168 Ind. 153, 79 N.E. 1076 (1907).

One-Sentence Takeaway: Evidence of a collateral fact is admissible to prove the controverted fact if a logical and reasonable inference of the existence of the controverted fact can be drawn therefrom.

Summary:

Defendant was convicted of killing a police officer.  To support his theory of self-defense at trial, Defendant testified that he had heard before the killing that the same police officer had clubbed and seriously injured an old man during an arrest and that old man died shortly afterwards.  However, Defendant did not recall who told him that story.

To refute Defendant’s testimony, the prosecution presented testimony of a physician that the old man had died of senility and alcoholism and that there were no bruises or marks on the old man’s body to suggest any abuse by the police officer.

Defendant objected and argued that the physician’s testimony should not have been admitted into evidence because the relevant question for self-defense was whether Defendant had, in fact, heard the story and therefore reasonably feared the police officer, and not whether the story was true or false.

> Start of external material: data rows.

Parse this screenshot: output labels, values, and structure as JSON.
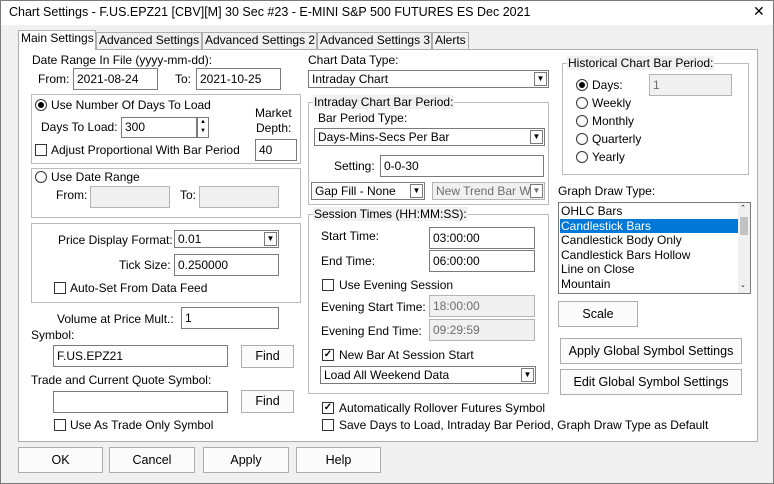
{
  "window": {
    "title": "Chart Settings - F.US.EPZ21 [CBV][M]  30 Sec   #23 - E-MINI S&P 500 FUTURES ES Dec 2021",
    "close": "✕"
  },
  "tabs": [
    "Main Settings",
    "Advanced Settings",
    "Advanced Settings 2",
    "Advanced Settings 3",
    "Alerts"
  ],
  "left": {
    "date_range_label": "Date Range In File (yyyy-mm-dd):",
    "from_label": "From:",
    "from_value": "2021-08-24",
    "to_label": "To:",
    "to_value": "2021-10-25",
    "use_days_label": "Use Number Of Days To Load",
    "days_to_load_label": "Days To Load:",
    "days_to_load_value": "300",
    "market_depth_label_1": "Market",
    "market_depth_label_2": "Depth:",
    "market_depth_value": "40",
    "adjust_label": "Adjust Proportional With Bar Period",
    "use_date_range_label": "Use Date Range",
    "dr_from_label": "From:",
    "dr_to_label": "To:",
    "price_format_label": "Price Display Format:",
    "price_format_value": "0.01",
    "tick_size_label": "Tick Size:",
    "tick_size_value": "0.250000",
    "auto_set_label": "Auto-Set From Data Feed",
    "vap_label": "Volume at Price Mult.:",
    "vap_value": "1",
    "symbol_label": "Symbol:",
    "symbol_value": "F.US.EPZ21",
    "find1": "Find",
    "trade_symbol_label": "Trade and Current Quote Symbol:",
    "trade_symbol_value": "",
    "find2": "Find",
    "trade_only_label": "Use As Trade Only Symbol"
  },
  "middle": {
    "chart_type_label": "Chart Data Type:",
    "chart_type_value": "Intraday Chart",
    "intraday_group": "Intraday Chart Bar Period:",
    "bar_period_type_label": "Bar Period Type:",
    "bar_period_type_value": "Days-Mins-Secs Per Bar",
    "setting_label": "Setting:",
    "setting_value": "0-0-30",
    "gap_fill_value": "Gap Fill - None",
    "new_trend_value": "New Trend Bar Wi",
    "session_group": "Session Times (HH:MM:SS):",
    "start_label": "Start Time:",
    "start_value": "03:00:00",
    "end_label": "End Time:",
    "end_value": "06:00:00",
    "use_evening_label": "Use Evening Session",
    "eve_start_label": "Evening Start Time:",
    "eve_start_value": "18:00:00",
    "eve_end_label": "Evening End Time:",
    "eve_end_value": "09:29:59",
    "new_bar_label": "New Bar At Session Start",
    "weekend_value": "Load All Weekend Data",
    "auto_rollover_label": "Automatically Rollover Futures Symbol",
    "save_default_label": "Save Days to Load, Intraday Bar Period, Graph Draw Type as Default"
  },
  "right": {
    "hist_group": "Historical Chart Bar Period:",
    "hist_options": [
      "Days:",
      "Weekly",
      "Monthly",
      "Quarterly",
      "Yearly"
    ],
    "days_value": "1",
    "graph_draw_label": "Graph Draw Type:",
    "graph_draw_items": [
      "OHLC Bars",
      "Candlestick Bars",
      "Candlestick Body Only",
      "Candlestick Bars Hollow",
      "Line on Close",
      "Mountain"
    ],
    "scale_button": "Scale",
    "apply_global": "Apply Global Symbol Settings",
    "edit_global": "Edit Global Symbol Settings"
  },
  "footer": {
    "ok": "OK",
    "cancel": "Cancel",
    "apply": "Apply",
    "help": "Help"
  }
}
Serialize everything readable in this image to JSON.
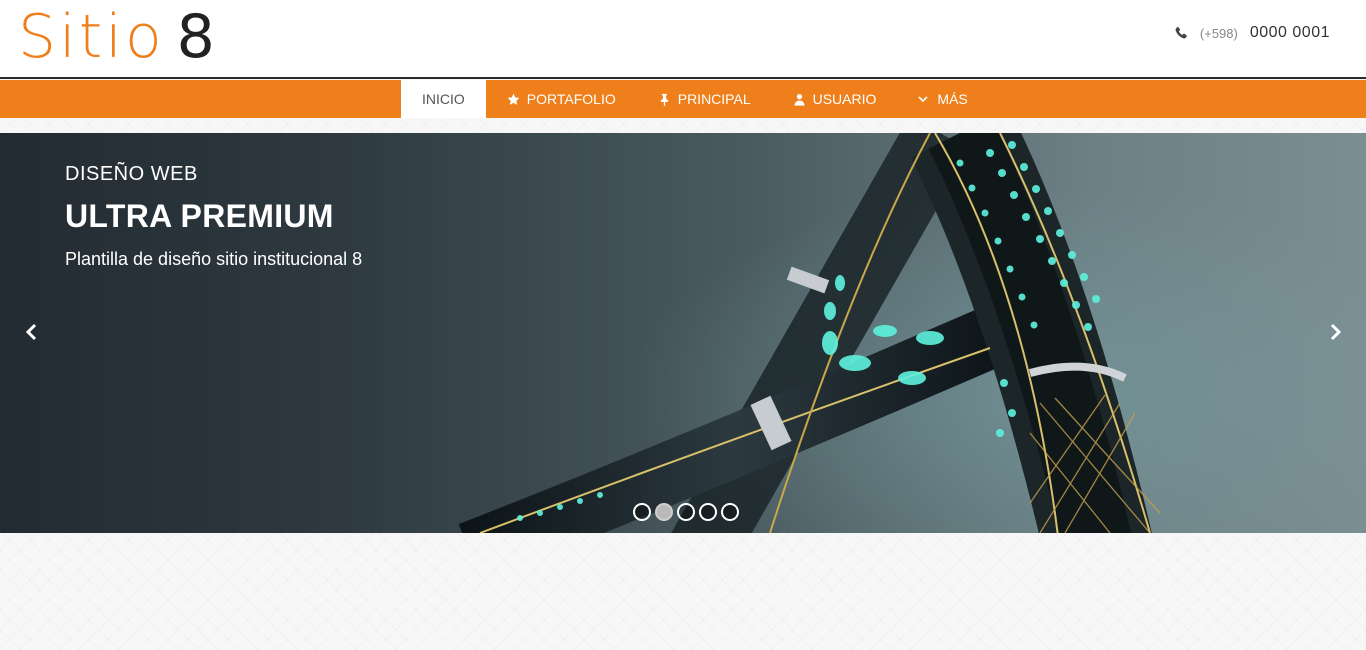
{
  "header": {
    "logo_word": "Sitio",
    "logo_number": "8",
    "phone_prefix": "(+598)",
    "phone_number": "0000 0001",
    "phone_icon": "phone-icon"
  },
  "nav": {
    "items": [
      {
        "label": "INICIO",
        "icon": null,
        "active": true
      },
      {
        "label": "PORTAFOLIO",
        "icon": "star-icon",
        "active": false
      },
      {
        "label": "PRINCIPAL",
        "icon": "pin-icon",
        "active": false
      },
      {
        "label": "USUARIO",
        "icon": "user-icon",
        "active": false
      },
      {
        "label": "MÁS",
        "icon": "chevron-down-icon",
        "active": false
      }
    ]
  },
  "slider": {
    "kicker": "DISEÑO WEB",
    "title": "ULTRA PREMIUM",
    "subtitle": "Plantilla de diseño sitio institucional 8",
    "slide_count": 5,
    "active_slide": 2
  },
  "colors": {
    "brand": "#ef7f1a",
    "dark": "#222222",
    "white": "#ffffff"
  }
}
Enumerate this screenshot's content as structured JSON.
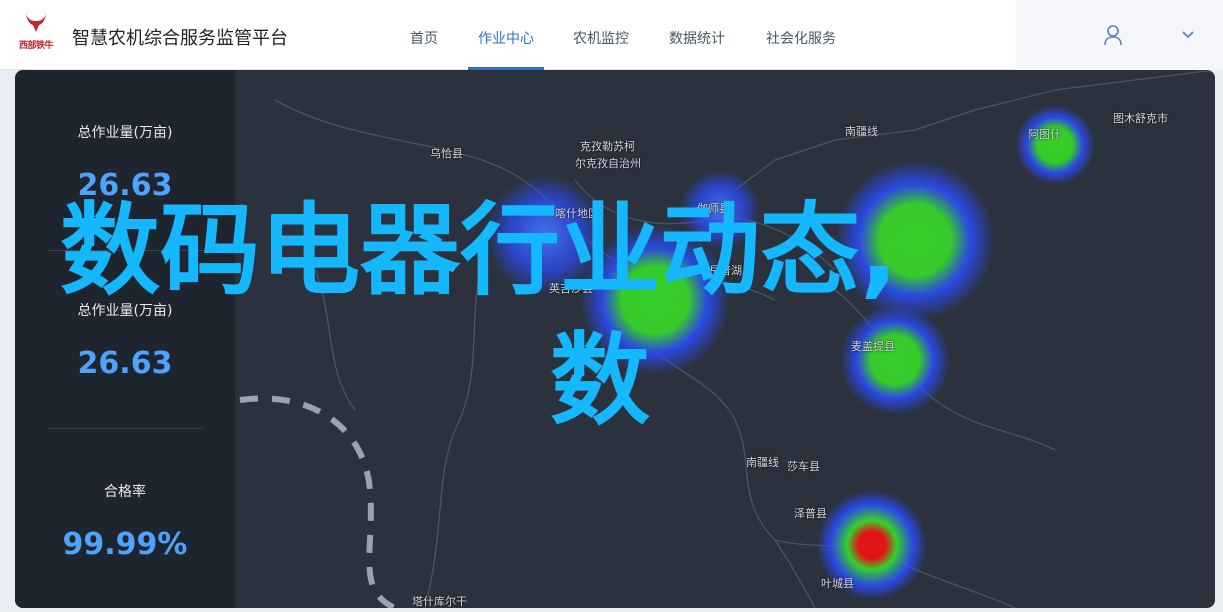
{
  "header": {
    "logo_text": "西部铁牛",
    "app_title": "智慧农机综合服务监管平台",
    "nav": [
      {
        "label": "首页",
        "active": false
      },
      {
        "label": "作业中心",
        "active": true
      },
      {
        "label": "农机监控",
        "active": false
      },
      {
        "label": "数据统计",
        "active": false
      },
      {
        "label": "社会化服务",
        "active": false
      }
    ]
  },
  "sidebar": {
    "stats": [
      {
        "label": "总作业量(万亩)",
        "value": "26.63"
      },
      {
        "label": "总作业量(万亩)",
        "value": "26.63"
      },
      {
        "label": "合格率",
        "value": "99.99%"
      }
    ]
  },
  "map": {
    "places": [
      "乌恰县",
      "克孜勒苏柯",
      "尔克孜自治州",
      "喀什地区",
      "伽师县",
      "岳普湖",
      "麦盖提县",
      "图木舒克市",
      "南疆线",
      "阿图什",
      "莎车县",
      "泽普县",
      "叶城县",
      "塔什库尔干",
      "南疆线",
      "英吉沙县"
    ],
    "heat_colors": {
      "low": "#2b4cff",
      "mid": "#36d12a",
      "high": "#e01515"
    }
  },
  "overlay": {
    "line1": "数码电器行业动态,",
    "line2": "数"
  },
  "colors": {
    "accent": "#2f6fd1",
    "stat_value": "#4ea3ff",
    "overlay_text": "#15b8ff"
  }
}
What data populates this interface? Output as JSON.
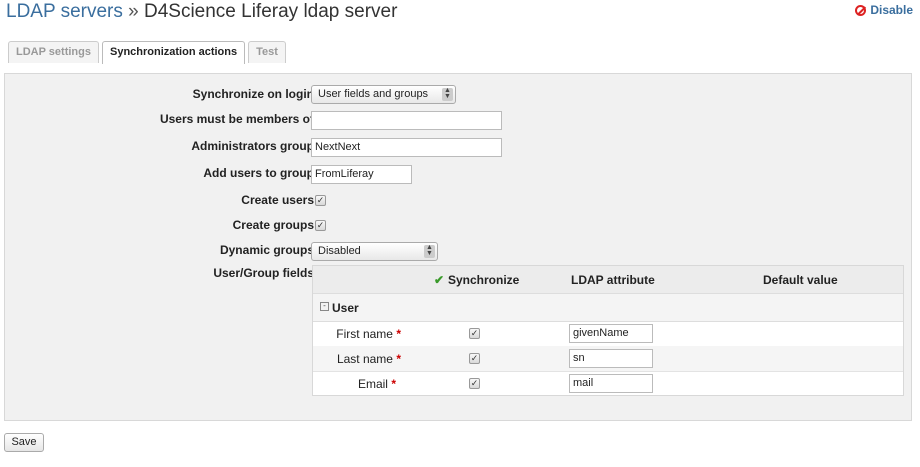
{
  "header": {
    "breadcrumb_link": "LDAP servers",
    "separator": " » ",
    "server_name": "D4Science Liferay ldap server",
    "disable_label": "Disable"
  },
  "tabs": [
    {
      "label": "LDAP settings",
      "active": false
    },
    {
      "label": "Synchronization actions",
      "active": true
    },
    {
      "label": "Test",
      "active": false
    }
  ],
  "form": {
    "sync_on_login": {
      "label": "Synchronize on login",
      "value": "User fields and groups"
    },
    "users_members_of": {
      "label": "Users must be members of",
      "value": ""
    },
    "admin_group": {
      "label": "Administrators group",
      "value": "NextNext"
    },
    "add_users_to_group": {
      "label": "Add users to group",
      "value": "FromLiferay"
    },
    "create_users": {
      "label": "Create users",
      "checked": true
    },
    "create_groups": {
      "label": "Create groups",
      "checked": true
    },
    "dynamic_groups": {
      "label": "Dynamic groups",
      "value": "Disabled"
    },
    "user_group_fields": {
      "label": "User/Group fields"
    }
  },
  "fields_table": {
    "headers": {
      "synchronize": "Synchronize",
      "ldap_attribute": "LDAP attribute",
      "default_value": "Default value"
    },
    "group_label": "User",
    "rows": [
      {
        "name": "First name",
        "required_mark": "*",
        "synchronize": true,
        "attribute": "givenName"
      },
      {
        "name": "Last name",
        "required_mark": "*",
        "synchronize": true,
        "attribute": "sn"
      },
      {
        "name": "Email",
        "required_mark": "*",
        "synchronize": true,
        "attribute": "mail"
      }
    ]
  },
  "save_label": "Save",
  "colors": {
    "link": "#3a6e9e",
    "required": "#cc0000",
    "check_green": "#3a9a2a"
  }
}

The Indiana Supreme Court held that the trial court had properly admitted the physician’s testimony into evidence because it “tended to discredit [Defendant], since it showed that somewhere between the fact and the testimony there was a person who was not a truth speaker, and, [Defendant] being unable to point to his informant, it must at least be said that the testimony complained of had a tendency to render his claim as to what he had heard less probable.”